Durante la década de los 70, el precio del petróleo experimentó un aumento sin precedentes debido a diversos factores. Uno de los aspectos clave fue la consolidación del poder de la Organización de Países Exportadores de Petróleo (OPEP) que, a partir de 1973, limitó la oferta y ejerció control directo sobre los precios. La decisión de la OPEP de imponer un embargo a los países que apoyaron a Israel en la Guerra del Yom Kippur, particularmente a Estados Unidos y algunos países de Europa, fue determinante para Venezuela. Entre 1972 y 1974 el precio internacional del barril se cuadruplicó, pasando de un promedio de 2.5 dólares a 11.58 dólares.

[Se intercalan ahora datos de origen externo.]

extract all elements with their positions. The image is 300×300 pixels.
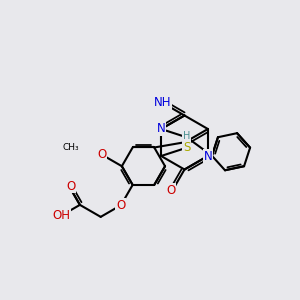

Entre 1979 y 1980 la situación geopolítica disparó nuevamente los precios: la revolución iraní y la posterior guerra Irán-Irak redujeron la producción y exportaciones en una de las principales regiones productoras del mundo, llevando el barril hasta un máximo de cotización de 41 dólares, según los acuerdos de la OPEP en la Conferencia de Balí. Este contexto internacional resultó muy positivo para países productores como Venezuela, cuyos ingresos se multiplicaron considerablemente.

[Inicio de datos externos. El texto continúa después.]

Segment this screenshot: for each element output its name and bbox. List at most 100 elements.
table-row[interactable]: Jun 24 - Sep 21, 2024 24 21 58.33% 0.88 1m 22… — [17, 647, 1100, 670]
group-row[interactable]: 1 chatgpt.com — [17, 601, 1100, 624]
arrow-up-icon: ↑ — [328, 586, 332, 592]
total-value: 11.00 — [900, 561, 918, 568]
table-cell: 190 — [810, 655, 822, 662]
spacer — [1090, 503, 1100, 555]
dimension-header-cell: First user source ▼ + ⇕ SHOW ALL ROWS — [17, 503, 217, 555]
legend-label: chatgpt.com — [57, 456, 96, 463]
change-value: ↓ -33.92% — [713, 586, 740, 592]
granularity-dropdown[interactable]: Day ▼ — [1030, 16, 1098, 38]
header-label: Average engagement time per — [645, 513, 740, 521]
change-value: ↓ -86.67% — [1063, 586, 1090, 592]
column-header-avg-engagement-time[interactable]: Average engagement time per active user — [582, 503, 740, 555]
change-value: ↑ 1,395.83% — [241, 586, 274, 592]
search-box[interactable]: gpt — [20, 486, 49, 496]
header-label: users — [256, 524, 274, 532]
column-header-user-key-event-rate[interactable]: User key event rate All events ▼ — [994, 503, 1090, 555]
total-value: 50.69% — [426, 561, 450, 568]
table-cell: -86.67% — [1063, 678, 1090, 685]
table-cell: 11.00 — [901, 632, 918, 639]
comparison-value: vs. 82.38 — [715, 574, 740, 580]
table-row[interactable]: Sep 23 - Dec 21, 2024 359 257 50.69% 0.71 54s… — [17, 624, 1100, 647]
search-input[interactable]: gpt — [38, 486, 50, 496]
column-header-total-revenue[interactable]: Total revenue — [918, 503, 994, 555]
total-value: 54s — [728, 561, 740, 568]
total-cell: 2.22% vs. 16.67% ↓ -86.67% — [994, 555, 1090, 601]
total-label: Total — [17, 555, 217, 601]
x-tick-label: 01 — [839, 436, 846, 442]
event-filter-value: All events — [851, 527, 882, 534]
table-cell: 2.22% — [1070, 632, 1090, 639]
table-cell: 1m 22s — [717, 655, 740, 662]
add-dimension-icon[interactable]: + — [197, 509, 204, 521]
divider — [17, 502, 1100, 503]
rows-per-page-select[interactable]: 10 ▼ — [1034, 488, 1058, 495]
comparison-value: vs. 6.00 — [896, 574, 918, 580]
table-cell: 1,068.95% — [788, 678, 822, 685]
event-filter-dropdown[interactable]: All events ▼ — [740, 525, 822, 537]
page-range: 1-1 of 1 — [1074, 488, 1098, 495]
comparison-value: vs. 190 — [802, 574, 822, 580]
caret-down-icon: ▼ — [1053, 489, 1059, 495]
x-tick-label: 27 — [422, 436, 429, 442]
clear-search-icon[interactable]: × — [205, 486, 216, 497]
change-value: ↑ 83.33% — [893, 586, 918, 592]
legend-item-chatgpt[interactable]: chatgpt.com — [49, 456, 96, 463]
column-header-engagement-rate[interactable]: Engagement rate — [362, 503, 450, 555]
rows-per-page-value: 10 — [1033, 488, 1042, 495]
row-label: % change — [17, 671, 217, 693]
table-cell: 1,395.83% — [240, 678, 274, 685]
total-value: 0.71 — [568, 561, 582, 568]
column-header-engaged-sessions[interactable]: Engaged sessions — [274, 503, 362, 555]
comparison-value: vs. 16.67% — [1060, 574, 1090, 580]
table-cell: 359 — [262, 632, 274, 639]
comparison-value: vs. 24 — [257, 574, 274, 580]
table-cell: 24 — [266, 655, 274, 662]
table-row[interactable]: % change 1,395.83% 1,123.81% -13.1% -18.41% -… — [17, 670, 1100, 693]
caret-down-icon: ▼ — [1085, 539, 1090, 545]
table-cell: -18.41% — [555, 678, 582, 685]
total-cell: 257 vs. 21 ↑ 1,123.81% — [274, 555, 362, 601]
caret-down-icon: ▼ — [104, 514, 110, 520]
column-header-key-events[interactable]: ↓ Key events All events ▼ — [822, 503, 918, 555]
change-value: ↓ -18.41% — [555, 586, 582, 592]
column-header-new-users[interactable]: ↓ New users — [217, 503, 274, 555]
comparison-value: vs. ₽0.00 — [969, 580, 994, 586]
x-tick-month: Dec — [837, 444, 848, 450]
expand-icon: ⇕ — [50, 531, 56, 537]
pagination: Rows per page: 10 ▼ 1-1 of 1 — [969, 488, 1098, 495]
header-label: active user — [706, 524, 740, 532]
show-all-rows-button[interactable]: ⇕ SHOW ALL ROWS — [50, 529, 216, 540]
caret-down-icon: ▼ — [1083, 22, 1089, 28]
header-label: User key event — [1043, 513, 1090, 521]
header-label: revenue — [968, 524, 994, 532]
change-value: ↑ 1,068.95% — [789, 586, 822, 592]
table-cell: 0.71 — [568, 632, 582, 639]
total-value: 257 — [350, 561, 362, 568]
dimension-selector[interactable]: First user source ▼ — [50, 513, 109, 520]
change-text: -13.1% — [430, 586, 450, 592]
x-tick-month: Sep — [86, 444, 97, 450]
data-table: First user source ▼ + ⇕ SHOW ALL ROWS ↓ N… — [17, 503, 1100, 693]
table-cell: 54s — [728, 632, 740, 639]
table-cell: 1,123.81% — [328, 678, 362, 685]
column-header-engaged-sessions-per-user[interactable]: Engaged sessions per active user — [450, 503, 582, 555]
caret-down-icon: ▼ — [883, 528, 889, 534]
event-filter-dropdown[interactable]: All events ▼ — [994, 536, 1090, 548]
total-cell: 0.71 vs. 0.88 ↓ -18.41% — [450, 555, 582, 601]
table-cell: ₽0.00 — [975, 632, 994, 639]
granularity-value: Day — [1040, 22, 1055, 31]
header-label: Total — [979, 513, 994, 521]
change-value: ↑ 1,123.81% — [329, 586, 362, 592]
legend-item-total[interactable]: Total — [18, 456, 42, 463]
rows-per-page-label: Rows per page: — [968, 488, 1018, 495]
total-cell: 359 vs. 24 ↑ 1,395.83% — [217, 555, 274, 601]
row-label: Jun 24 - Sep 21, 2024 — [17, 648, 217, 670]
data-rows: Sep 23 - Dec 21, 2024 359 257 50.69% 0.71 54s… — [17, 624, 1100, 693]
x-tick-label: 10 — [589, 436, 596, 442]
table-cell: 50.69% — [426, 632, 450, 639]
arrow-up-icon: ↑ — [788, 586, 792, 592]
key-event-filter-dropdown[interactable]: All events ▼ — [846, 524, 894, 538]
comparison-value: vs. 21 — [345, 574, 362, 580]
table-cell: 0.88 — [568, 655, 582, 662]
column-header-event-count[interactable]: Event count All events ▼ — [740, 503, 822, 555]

Para celebrar la nacionalización de la industria del petróleo, el gobierno ordenó que, en menos de un mes, se acuñara una moneda de 500 bolívares. Sólo se realizaron 100 piezas para los asistentes al evento conmemorativo.
La Venezuela Saudita, como muchos empezaron a conocer al país debido a la bonanza económica, permitía a la mayoría de sus ciudadanos vivir cómodamente. La clase media venezolana alcanzó los niveles de vida de una sociedad consumidora del primer mundo. El popular cambio del dólar a 4.30 bolívares, permitió que muchos ciudadanos pudieran viajar a Miami como actividad de fin de semana para visitar sus propiedades vacacionales, comprar mercancía para revender y conocer Disneyworld.
El derroche se hizo cultura en un país de economía rentista, donde el “’ta barato, dame dos” era el lema por excelencia del venezolano al salir de compras.
Al escuchar las noticias de la gran prosperidad económica venezolana, muchos colombianos decidieron migrar, en busca de una oportunidad para mejorar sus condiciones de vida. Entre ellos, mis abuelos: Emiliano Candezano y Rosana Sánchez de Candezano.
Primero migró mi abuela, en 1976; la siguió mi abuelo en 1979, y en 1982 llevaron a sus hijas Claudia y María Fernanda. Mi abuela trabajaba como empleada doméstica en Caracas, pero se trasladó a Valencia, ciudad a la que llegaron su esposo e hijas, dado que la hermana de mi abuelo vivía allá.